| My point is that this is a very wrong direction for any country but especially eastern europe.
It's like: welfare/health care system is bad, taxes are not used well. Top earning knowledge workers want an exit hatch, let's cater for them and they can hop off the welfare tax system. This way they can also provide cheap prices to foreign companies. So many problems. These are just top off my head: - Countries should want internally organised production, strong companies with own IP, not one-man "companies" producing IP to external entities. - Those foreign companies will switch to other countries with better prices (Asia, Africa) any time if their programming scene improves. It's not like they have stakes like when building a factory. - Lot of people think they can invest better, create a better future pension for themselves. This is often true, and why would we want to allow exits, further eroding the whole system? There should be a base pension fund with everyone involved. > the government loses oversight of actual corporate structures To the government the company could be a 5 person shell, while it actually employs/pays salaries of 100s of families. Theoretically you could roll up the contracts, but that would be very complicated. |
Of course it's great to have domestic tech giants (and, sadly, Europe as a whole isn't doing very well in this regard, for reasons that deserve a separate conversation), but these things are largely orthogonal to eachother.
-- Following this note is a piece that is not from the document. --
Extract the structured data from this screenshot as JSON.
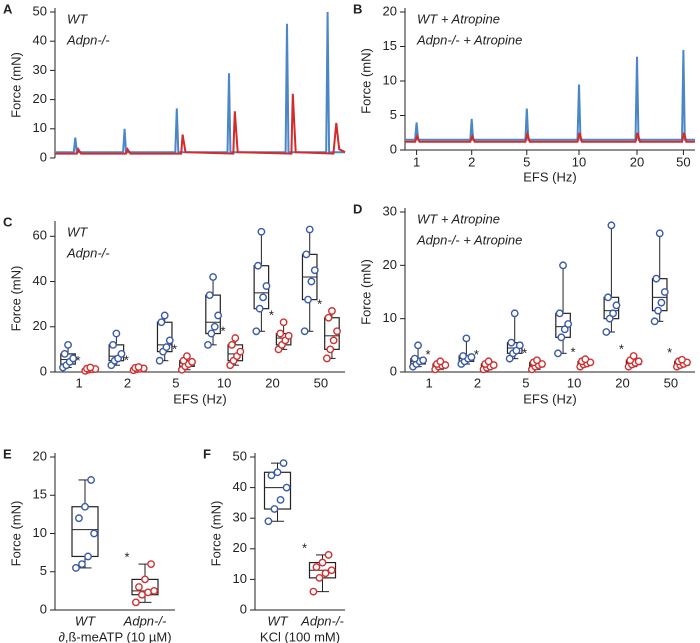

There is no reason why a domestic tech giant couldn't have local talents on contracts. Promising domestic start-ups, such as Tidio (mentioning them as they're from my home city) are doing that too.
> - Those foreign companies will switch to other countries with better prices (Asia, Africa) any time if their programming scene improves
Sure, but having people on employment contracts isn't going to protect you against it.
> Lot of people think they can invest better, create a better future pension for themselves. This is often true, and why would we want to allow exits, further eroding the whole system? There should be a base pension fund with everyone involved.
And there is. I can't see why preventing people from investing into a better future pension for themselves (on the top of the state-provided minimum) would be a good idea.
> To the government the company could be a 5 person shell, while it actually employs/pays salaries of 100s of families. Theoretically you could roll up the contracts, but that would be very complicated.
The government has got a centralized system, National System of E-Invoices (or KSeF). It's a fairly fresh thing, but it's becoming obligatory this year. Meaning the taxman gets to see all the invoices without having to jump through any hoops. So even if you are contracting (instead of hiring) a hundred people, it is still transparent.